La prochaine fois, le feu - James Baldwin
Je lis enfin ce court essai de James Baldwin, publié pour la première fois en 1963. Il traînait sur ma table de nuit depuis au moins deux ans. Les mots, la voix et le visage de Baldwin m'avaient déjà hypnotisée dans le magnifique film de Raoul Peck I Am Not Your Negro.

Ce petit livre rassemble en fait deux textes : une lettre à son neveu prénommé James, qui est une sorte d'avertissement à la fois tendre et terrible sur ce qui attend un jeune homme Noir dans la vie, suivie d'un essai intitulé Au pied de la Croix : lettre d'une région de mon esprit, ou le récit du parcours spirituel du jeune Baldwin depuis l'enfance, son éveil à la difficile condition de « Noir » aux États-Unis et son incursion dans la religion pour tenter de s'en échapper.
« Chaque jeune Noir — dans la situation où je me trouvais à cette époque en tout cas — qui en arrive à ce point se rend tout à coup compte, très profondément, parce qu'il veut vivre, qu'il est terriblement menacé et qu'il faut qu'il trouve, très vite, une « chose », un truc pour se tirer de là, pour prendre son départ dans la vie, et la nature de ce truc est absolument secondaire. Cette découverte m'horrifia et, en me révélant que le chemin devant moi était rempli de chausse-trapes, contribua à me précipiter dans le sein de l'Église. »
James Baldwin. La prochaine fois, le feu. Trad. Michel Sciama. Gallimard, 2018, p.44-45
Il s'y plonge au pont de devenir prédicateur, très jeune, mais éprouve rapidement combien l'Église est un théâtre, une illusion construite autour d'un « Dieu blanc » (p.52), qui détourne du réel, qui invite à « accepter son sort » et ne pas lutter pour des conditions de vie meilleures.

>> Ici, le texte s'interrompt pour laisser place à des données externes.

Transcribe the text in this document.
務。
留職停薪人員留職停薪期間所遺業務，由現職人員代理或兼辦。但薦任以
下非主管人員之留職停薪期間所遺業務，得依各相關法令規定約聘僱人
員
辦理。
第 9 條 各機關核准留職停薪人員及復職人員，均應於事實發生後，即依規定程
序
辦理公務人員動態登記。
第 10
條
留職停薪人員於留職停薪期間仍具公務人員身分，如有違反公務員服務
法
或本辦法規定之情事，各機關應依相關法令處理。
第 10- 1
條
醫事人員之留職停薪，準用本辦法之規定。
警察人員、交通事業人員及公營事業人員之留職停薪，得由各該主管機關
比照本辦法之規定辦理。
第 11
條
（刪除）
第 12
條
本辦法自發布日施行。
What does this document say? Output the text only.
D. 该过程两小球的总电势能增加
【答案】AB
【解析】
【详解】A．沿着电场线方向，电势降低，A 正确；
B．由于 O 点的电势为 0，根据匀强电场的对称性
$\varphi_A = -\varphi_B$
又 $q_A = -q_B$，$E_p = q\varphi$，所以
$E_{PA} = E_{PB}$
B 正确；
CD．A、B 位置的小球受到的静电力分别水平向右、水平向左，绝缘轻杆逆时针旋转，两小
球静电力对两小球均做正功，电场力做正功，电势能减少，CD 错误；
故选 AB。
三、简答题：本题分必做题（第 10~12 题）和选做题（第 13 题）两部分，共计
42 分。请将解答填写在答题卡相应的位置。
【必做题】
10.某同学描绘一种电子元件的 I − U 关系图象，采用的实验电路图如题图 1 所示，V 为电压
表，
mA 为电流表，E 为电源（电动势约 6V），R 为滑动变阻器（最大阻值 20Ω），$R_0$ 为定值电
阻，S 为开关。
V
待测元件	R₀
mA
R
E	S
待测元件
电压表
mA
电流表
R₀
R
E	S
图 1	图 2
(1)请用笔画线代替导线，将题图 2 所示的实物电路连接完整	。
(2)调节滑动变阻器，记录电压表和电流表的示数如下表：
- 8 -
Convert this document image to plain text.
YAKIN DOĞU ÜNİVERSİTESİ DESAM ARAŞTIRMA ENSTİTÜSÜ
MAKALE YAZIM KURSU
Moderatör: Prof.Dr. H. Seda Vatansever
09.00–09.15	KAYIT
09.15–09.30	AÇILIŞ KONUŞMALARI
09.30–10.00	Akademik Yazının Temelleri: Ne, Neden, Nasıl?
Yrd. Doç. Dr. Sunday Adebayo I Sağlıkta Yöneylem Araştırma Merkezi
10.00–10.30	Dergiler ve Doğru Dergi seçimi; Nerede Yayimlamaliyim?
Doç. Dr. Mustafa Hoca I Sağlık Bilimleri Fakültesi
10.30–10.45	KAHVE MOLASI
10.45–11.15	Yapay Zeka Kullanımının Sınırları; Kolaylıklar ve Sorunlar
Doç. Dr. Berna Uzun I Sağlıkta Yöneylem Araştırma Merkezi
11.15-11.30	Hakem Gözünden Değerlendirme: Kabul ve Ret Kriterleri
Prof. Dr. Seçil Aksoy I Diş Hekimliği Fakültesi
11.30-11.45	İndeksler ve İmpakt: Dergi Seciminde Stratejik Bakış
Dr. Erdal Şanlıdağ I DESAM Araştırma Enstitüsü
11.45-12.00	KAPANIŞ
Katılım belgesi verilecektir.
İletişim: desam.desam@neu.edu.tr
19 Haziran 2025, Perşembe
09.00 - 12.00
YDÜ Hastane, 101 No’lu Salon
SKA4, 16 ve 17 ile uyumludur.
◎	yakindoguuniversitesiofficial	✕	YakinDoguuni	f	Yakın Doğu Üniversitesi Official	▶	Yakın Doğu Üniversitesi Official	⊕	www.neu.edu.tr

« C'est pourquoi, lorsque je me trouvais face à face avec des fidèles, je n'avais maintenant pas trop de toutes mes forces pour ne pas bégayer, ne pas jurer, ne pas leur dire de jeter leurs bibles, se relever, rentrer chez eux et organiser, par exemple, une grève des loyers. »
James Baldwin. La prochaine fois, le feu. Trad. Michel Sciama. Gallimard, 2018, p.61
La religion, outre qu'elle détourne des luttes politiques pour améliorer l'ici et maintenant plutôt qu'attendre l'au-delà, repose par ailleurs trop souvent sur une lecture étriquée des valeurs fondamentales. Baldwin remarque que, chez les catholiques Noirs comme chez les musulmans Noirs de la Nation of Islam, la notion d'amour s'arrête à la couleur de peau. Et si Baldwin comprend, pour l'avoir lui-même vécu dans sa chair, que 400 ans d'esclavage et de terreur blanche imposés aux personnes de sa couleur de peau ont pu forger cette méfiance et même parfois cette haine renversée comme dans un miroir, il essaye malgré tout de croire en l'amour comme valeur totale et inconditionnelle.
« Quand on nous a dit d'aimer tous les hommes, j'avais cru que cela signifiait TOUS LES HOMMES. Mais il n'en était rien. Cela ne s'appliquaient qu'à ceux qui partageaient nos croyances et pas du tout aux Blancs. Un pasteur me dit par exemple que je ne devais absolument jamais, sous aucun prétexte, céder ma place, dans un transport public, à une femme blanche, les Blancs ne se levant jamais pour une femme noire. Sans doute, en général ceci n'était-il que trop exact. Je comprenais ce qu'il voulait dire. Mais que signifiait, à quoi me servait d'être parmi les élus si je ne pouvais pas adopter une attitude d'amour envers les autres quelle que fût l'attitude qu'ils avaient envers moi ? Les autres étaient responsables de leurs actes dont ils auraient à répondre quand sonneraient les trompettes du Jugement. Mais j'étais responsable des miens et j'aurais aussi à m'en justifier, à moins, naturellement, qu'il y ait également au Paradis des dispenses spéciales pour ces pauvres Noirs à demi évolués qui ne sauraient être jugés selon le même code que le reste de l'humanité, ou les anges. »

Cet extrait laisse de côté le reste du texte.